Unfortunately, there is no current vaccine or treatment, and at least with these new cases in the Western Hemisphere, it is completely unclear whether complications of chikungunya are at all common. In previous outbreaks, there are certainly well-described cases with neurologic sequelae resulting from meningoencephalitis, for example, and most commonly, cases of a long-standing arthropathy, probably similar to what parvovirus can do in some women. However, the incidence of complications is something we will have to keep an eye on, given the vast number of cases that will occur as this virus moves into the Western Hemisphere.

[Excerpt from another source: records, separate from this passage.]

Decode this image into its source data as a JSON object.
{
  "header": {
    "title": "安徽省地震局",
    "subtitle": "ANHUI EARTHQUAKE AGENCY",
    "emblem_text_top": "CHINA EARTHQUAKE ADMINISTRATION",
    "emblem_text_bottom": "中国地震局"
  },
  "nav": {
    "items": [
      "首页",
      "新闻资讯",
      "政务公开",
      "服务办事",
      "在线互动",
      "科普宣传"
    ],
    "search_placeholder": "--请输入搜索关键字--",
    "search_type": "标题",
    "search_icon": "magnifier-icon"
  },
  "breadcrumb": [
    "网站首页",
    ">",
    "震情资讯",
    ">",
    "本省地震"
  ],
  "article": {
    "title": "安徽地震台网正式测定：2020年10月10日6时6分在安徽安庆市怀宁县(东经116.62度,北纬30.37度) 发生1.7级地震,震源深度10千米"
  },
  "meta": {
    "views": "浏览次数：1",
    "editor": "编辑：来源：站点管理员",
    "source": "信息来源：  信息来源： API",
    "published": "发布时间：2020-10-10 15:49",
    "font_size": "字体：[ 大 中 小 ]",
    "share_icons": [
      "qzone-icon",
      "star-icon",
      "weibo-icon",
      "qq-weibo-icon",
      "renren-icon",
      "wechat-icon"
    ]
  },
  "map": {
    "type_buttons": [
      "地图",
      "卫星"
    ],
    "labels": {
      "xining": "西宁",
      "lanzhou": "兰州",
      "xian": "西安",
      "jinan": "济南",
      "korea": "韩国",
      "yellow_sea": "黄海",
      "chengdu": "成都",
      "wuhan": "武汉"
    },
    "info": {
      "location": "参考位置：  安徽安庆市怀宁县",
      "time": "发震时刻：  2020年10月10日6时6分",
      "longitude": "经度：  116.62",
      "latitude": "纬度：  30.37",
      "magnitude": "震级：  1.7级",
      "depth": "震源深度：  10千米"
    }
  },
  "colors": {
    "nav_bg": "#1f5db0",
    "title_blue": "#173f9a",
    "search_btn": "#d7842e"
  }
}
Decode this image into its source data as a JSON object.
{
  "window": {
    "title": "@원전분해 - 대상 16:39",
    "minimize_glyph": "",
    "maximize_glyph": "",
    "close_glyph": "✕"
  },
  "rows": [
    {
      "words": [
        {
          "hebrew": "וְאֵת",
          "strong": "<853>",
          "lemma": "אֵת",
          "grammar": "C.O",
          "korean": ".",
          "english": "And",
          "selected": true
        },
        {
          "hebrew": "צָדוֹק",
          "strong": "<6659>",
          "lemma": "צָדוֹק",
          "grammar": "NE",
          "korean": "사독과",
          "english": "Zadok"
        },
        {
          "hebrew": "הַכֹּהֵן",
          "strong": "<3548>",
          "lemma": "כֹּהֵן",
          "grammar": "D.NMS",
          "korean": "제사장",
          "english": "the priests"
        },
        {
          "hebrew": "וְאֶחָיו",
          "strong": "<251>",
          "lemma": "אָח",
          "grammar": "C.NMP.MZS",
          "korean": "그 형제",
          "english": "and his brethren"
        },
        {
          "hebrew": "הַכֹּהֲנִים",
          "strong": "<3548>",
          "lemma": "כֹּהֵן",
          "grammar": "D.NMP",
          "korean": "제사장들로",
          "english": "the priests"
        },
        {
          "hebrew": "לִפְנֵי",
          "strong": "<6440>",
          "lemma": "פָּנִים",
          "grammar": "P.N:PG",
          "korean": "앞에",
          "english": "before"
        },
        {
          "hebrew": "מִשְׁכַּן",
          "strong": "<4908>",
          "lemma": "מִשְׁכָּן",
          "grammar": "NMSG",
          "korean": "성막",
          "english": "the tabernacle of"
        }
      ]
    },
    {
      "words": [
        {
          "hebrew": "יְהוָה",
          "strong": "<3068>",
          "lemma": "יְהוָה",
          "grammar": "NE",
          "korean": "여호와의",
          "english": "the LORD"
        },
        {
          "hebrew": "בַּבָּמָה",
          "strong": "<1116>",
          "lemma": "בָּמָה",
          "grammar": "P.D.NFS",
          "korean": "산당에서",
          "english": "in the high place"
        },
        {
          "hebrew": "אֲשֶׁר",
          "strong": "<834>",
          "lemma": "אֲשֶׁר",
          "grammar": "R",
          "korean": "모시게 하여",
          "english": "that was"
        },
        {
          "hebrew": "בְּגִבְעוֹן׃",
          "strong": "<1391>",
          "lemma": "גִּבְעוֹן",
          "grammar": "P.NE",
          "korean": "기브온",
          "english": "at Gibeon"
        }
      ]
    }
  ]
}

Reports by Lanciotti and Valadere[4] were recently published; this is of interest because, as with dengue, there are 3 strains of chikungunya. Perhaps some good news is that the current strain circulating in the Caribbean, at least from initial reports, seems to be the Asian strain, which appears not as well adapted to Aedes albopictus, which is the tiger mosquito and would be far more worrisome in the United States. Instead, chikungunya seems to be primarily transmitted by Aedes aegypti, which is the yellow fever mosquito and less prevalent in the Gulf Coast of the United States.

The CDC has commented that the potential for widespread expansion is not high,[2] but certainly cases will be seen and acquired, perhaps in Gulf Coast states. That is important to consider when you are evaluating patients who seem to have a febrile and viral-like illness, especially in the warmer, wetter months. Keep chikungunya in mind, especially in travelers, along with dengue, malaria, and potentially Salmonella. Thanks for listening.